Member of the Connecticut Senate

Member of the Connecticut House of Representatives

Personal details
- Born: April 15, 1788 Fairfield, Connecticut, U.S.
- Died: June 8, 1862 (aged 74) Greenfield Hill, Fairfield, Connecticut, U.S.
- Relatives: Abraham Baldwin (uncle) Henry Baldwin (uncle)
- Education: Yale University
- Occupation: Politician, agriculturist

= Abraham Dudley Baldwin =

American politician

Abraham Dudley Baldwin (April 15, 1788 – June 8, 1862) was an American politician.

Baldwin was born in Fairfield, Connecticut. He was the son of Dudley Baldwin, and a nephew of Abraham Baldwin, one of the framers of the US Constitution, and of Henry Baldwin, one of the Judges of the US Supreme Court.
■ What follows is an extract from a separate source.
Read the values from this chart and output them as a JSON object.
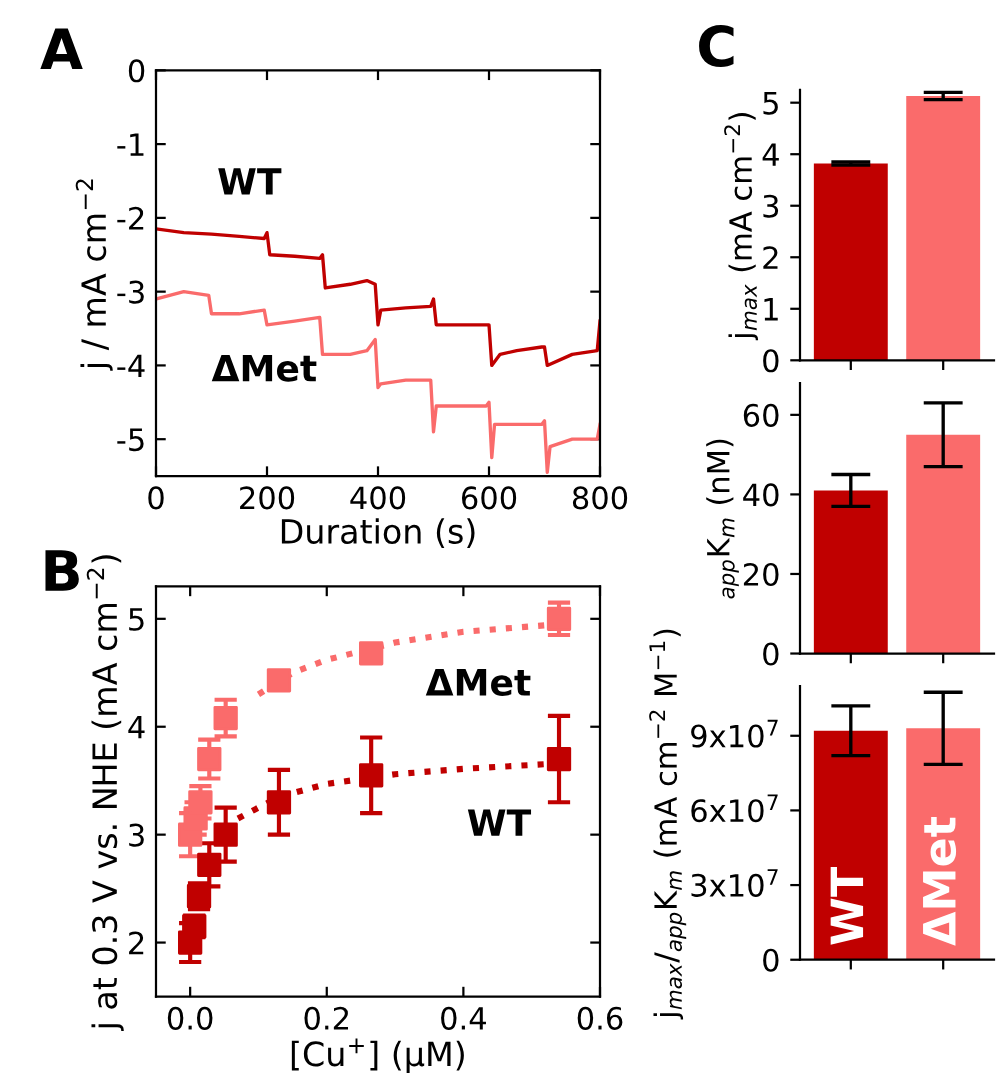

He graduated from Yale University in 1807. He studied law, but declined to enter into practice, residing thorough his life on Greenfield Hill, chiefly engaged in agricultural pursuits, and occasionally in the discharge of public offices to which he was called by his fellow citizens. He was several times a member of the Connecticut House of Representatives,
and also of the Connecticut Senate, and while a Senator he was a member of the Corporation of Yale College.

He died in Greenfield Hill, June 8, 1862, aged 74.